Make your own Igba Ori

August 2, 2013 by
Filed under: Rituals and practice 


The House of the Head

Ilé OriMy Omolet Brenda Beek, who not only looks slightly better than her Blabla but is also the more creative of us two, will as a good Independent Practitioner be making her own Igba Ori, which for us exiles here in The Netherlands prompts questions like “Where can I get a few kilos of cowrie shells for a decent price?” and “Does anybody have a clue what the basic construction usually is made of?” An Igba Ori, by the way, is also called Ilé Ori although, due to many different languages, colloquialisms and lineages, I am not sure if the concepts are always exactly the same.

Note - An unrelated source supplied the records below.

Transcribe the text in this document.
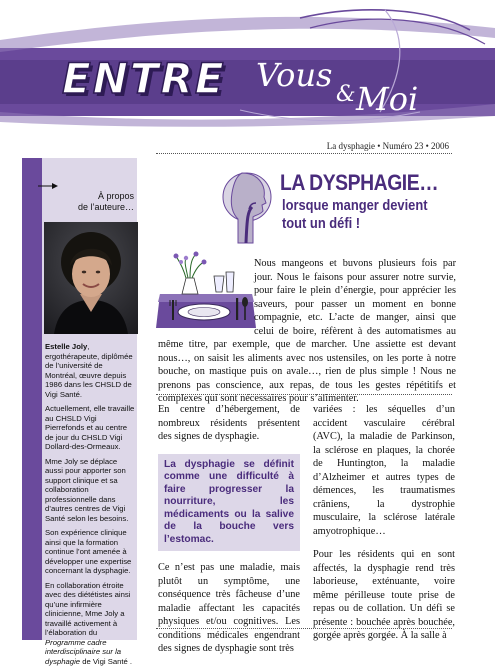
ENTRE Vous
& Moi
La dysphagie • Numéro 23 • 2006
À propos
de l’auteure…

Estelle Joly, ergothérapeute, diplômée de l’université de Montréal, œuvre depuis 1986 dans les CHSLD de Vigi Santé.

Actuellement, elle travaille au CHSLD Vigi Pierrefonds et au centre de jour du CHSLD Vigi Dollard-des-Ormeaux.

Mme Joly se déplace aussi pour apporter son support clinique et sa collaboration professionnelle dans d’autres centres de Vigi Santé selon les besoins.

Son expérience clinique ainsi que la formation continue l’ont amenée à développer une expertise concernant la dysphagie.

En collaboration étroite avec des diététistes ainsi qu’une infirmière clinicienne, Mme Joly a travaillé activement à l’élaboration du Programme cadre interdisciplinaire sur la dysphagie de Vigi Santé .

LA DYSPHAGIE…
lorsque manger devient
tout un défi !
Nous mangeons et buvons plusieurs fois par jour. Nous le faisons pour assurer notre survie, pour faire le plein d’énergie, pour apprécier les saveurs, pour passer un moment en bonne compagnie, etc. L’acte de manger, ainsi que celui de boire, réfèrent à des automatismes au même titre, par exemple, que de marcher. Une assiette est devant nous…, on saisit les aliments avec nos ustensiles, on les porte à notre bouche, on mastique puis on avale…, rien de plus simple ! Nous ne prenons pas conscience, aux repas, de tous les gestes répétitifs et complexes qui sont nécessaires pour s’alimenter.

En centre d’hébergement, de nombreux résidents présentent des signes de dysphagie.

La dysphagie se définit comme une difficulté à faire progresser la nourriture, les médicaments ou la salive de la bouche vers l’estomac.

Ce n’est pas une maladie, mais plutôt un symptôme, une conséquence très fâcheuse d’une maladie affectant les capacités physiques et/ou cognitives. Les conditions médicales engendrant des signes de dysphagie sont très

variées : les séquelles d’un accident vasculaire cérébral (AVC), la maladie de Parkinson, la sclérose en plaques, la chorée de Huntington, la maladie d’Alzheimer et autres types de démences, les traumatismes crâniens, la dystrophie musculaire, la sclérose latérale amyotrophique…

Pour les résidents qui en sont affectés, la dysphagie rend très laborieuse, exténuante, voire même périlleuse toute prise de repas ou de collation. Un défi se présente : bouchée après bouchée, gorgée après gorgée. À la salle à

Anyway, the Igba Ori is the physical representation of the metaphysical Ori. On the picture you see one from Nigeria.

When you look at the impressive piece of home crafts, it’s clear that it will be, as Brenda says, “quite a challenge to get it done 😉 one for Jaap, one for me; but I will succeed ;-)”! Well, I’m pretty sure she will!

Now if you want to make a container, it reasonably should contain something (grin)! So the next (and quite sensible!) questions was: “Brenda, do you know what goes inside the Igba Ori?” The faithful Omolet, who just like her Blabla feels no obligation to follow any particular tradition that was developed by other cultures in other times in other countries (in fact we are generally forbidden by Ifa to do so!) simply (Please become a member and/or log in to view this article.)


9 Comments on Make your own Igba Ori

  1. aguirre.francisco on Sat, 3rd Aug 2013 12:58
  2. Alafia, I found looking on the Folk.cuba web site cowrie shells by the bags. I bought one bag and it had 200 cowries at an affortable price. They also sell the igba Ori.

  3. Beek Brenda on Sat, 3rd Aug 2013 20:06
  4. Hi Francisco, thank you for the cowrie tip… However, making the thing yourself is what it is all about in being Independent 😉 like I also wrote in lesson 9 – part 2 about making objects yourself!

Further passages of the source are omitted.